GSK’s CEO Andrew Witty, a vocal mega-merger sceptic, said that the business model of the HIV company could apply elsewhere, suggesting further collaborations are a possibility.
The idea is that by sharing the risks and development costs and uniting the companies’ respective portfolios Big Pharma could economically pursue otherwise costly or niche therapeutic areas.

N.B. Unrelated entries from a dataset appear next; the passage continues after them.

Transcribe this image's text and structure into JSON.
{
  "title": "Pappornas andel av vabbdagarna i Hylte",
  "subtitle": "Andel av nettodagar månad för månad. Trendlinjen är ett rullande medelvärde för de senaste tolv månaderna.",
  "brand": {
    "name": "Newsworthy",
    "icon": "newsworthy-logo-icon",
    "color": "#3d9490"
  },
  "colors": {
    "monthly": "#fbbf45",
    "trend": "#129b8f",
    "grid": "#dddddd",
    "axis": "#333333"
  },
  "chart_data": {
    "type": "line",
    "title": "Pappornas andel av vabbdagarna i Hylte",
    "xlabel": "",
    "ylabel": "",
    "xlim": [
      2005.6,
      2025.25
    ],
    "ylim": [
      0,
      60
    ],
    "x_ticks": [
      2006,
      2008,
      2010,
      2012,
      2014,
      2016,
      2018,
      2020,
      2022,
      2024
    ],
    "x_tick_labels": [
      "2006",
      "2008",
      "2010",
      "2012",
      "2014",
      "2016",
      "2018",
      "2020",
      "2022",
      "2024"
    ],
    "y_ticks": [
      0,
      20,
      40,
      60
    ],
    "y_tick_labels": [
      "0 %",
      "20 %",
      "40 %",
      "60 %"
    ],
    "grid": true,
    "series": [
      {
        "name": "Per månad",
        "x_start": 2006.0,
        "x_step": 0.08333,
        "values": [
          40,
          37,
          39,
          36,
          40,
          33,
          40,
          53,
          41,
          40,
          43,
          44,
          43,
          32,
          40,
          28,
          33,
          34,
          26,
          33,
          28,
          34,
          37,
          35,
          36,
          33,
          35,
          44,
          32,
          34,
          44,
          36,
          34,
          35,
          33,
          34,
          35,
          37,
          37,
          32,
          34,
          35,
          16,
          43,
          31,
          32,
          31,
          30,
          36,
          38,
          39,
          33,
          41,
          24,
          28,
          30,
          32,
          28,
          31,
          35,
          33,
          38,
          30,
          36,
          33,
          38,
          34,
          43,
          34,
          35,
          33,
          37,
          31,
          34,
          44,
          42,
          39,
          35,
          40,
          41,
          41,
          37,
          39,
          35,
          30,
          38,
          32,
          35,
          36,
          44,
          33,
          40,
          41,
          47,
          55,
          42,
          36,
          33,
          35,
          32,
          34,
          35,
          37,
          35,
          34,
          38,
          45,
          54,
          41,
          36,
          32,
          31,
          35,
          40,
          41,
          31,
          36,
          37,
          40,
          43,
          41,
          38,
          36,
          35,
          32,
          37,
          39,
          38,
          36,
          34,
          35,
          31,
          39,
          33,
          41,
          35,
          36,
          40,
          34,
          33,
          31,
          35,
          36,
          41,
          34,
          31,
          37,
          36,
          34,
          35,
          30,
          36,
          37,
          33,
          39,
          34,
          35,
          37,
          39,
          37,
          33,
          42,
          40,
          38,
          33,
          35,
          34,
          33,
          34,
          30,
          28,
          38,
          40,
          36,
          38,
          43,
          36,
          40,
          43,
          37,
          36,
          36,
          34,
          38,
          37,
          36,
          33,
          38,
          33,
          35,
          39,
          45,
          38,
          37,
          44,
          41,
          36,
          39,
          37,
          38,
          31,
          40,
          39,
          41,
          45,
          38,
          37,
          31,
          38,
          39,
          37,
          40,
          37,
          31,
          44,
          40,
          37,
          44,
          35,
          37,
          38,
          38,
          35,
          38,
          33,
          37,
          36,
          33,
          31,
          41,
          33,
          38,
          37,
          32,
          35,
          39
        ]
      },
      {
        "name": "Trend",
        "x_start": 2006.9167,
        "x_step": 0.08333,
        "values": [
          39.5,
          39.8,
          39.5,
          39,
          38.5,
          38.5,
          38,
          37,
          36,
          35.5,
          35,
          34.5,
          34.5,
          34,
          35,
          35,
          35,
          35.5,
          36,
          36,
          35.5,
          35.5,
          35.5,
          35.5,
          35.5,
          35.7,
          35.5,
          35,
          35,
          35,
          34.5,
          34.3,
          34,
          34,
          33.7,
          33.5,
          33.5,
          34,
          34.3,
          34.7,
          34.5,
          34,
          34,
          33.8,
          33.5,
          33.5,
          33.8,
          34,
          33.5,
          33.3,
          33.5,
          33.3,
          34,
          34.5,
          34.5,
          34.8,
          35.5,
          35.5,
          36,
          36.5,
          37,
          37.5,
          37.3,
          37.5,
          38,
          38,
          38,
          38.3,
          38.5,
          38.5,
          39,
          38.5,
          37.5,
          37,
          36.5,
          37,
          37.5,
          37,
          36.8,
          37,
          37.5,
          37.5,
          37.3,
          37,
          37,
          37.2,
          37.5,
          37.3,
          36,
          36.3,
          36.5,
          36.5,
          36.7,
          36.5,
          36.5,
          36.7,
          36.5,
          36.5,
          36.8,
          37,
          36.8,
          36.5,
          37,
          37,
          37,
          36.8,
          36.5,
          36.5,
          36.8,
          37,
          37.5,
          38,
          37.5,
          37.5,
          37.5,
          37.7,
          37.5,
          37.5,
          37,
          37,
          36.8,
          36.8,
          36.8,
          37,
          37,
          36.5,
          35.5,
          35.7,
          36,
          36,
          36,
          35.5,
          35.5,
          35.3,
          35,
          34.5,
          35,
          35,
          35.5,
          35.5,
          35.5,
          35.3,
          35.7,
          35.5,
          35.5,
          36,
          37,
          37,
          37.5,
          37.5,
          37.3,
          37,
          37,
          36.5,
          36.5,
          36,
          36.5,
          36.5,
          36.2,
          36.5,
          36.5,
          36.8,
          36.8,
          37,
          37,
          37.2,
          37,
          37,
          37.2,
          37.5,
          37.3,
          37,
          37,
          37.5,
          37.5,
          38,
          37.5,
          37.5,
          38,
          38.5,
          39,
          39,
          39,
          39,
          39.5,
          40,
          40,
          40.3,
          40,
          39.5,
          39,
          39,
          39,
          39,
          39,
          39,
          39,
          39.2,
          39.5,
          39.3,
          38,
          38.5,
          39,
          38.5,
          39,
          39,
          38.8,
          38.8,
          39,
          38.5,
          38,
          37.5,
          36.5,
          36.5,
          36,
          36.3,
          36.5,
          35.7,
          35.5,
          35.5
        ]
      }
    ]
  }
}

Jeff Kindler, CEO of Pfizer, said: “By combining Pfizer’s and GSK’s complementary strengths and capabilities, we are creating a new global leader in HIV and reaffirming our ongoing commitment to the treatment of the disease.
“With the strength of the companies’ current HIV products, as well as the complementary fit of Pfizer’s HIV pipeline and GSK’s global distribution capabilities, the new company is well positioned to bring new and improved medicines to patients with more speed and efficiency.”
Details of the business model
GSK will initially control 85 per cent of the company, although this could shift to between 69.5 per cent and 91 per cent depending on what milestones are achieved, and is expecting to realise savings of £60m ($89m) a year by 2011.
The combined company will have a portfolio of 11 marketed products, including Pfizer’s recently launched Selzentry (maraviroc) that could benefit from GSK’s distribution network and achieve greater sales.
In addition the company will have a pipeline of six medicines in clinical development, four of which are in Phase II, a 19 per cent share of the HIV market and gross assets of £250m.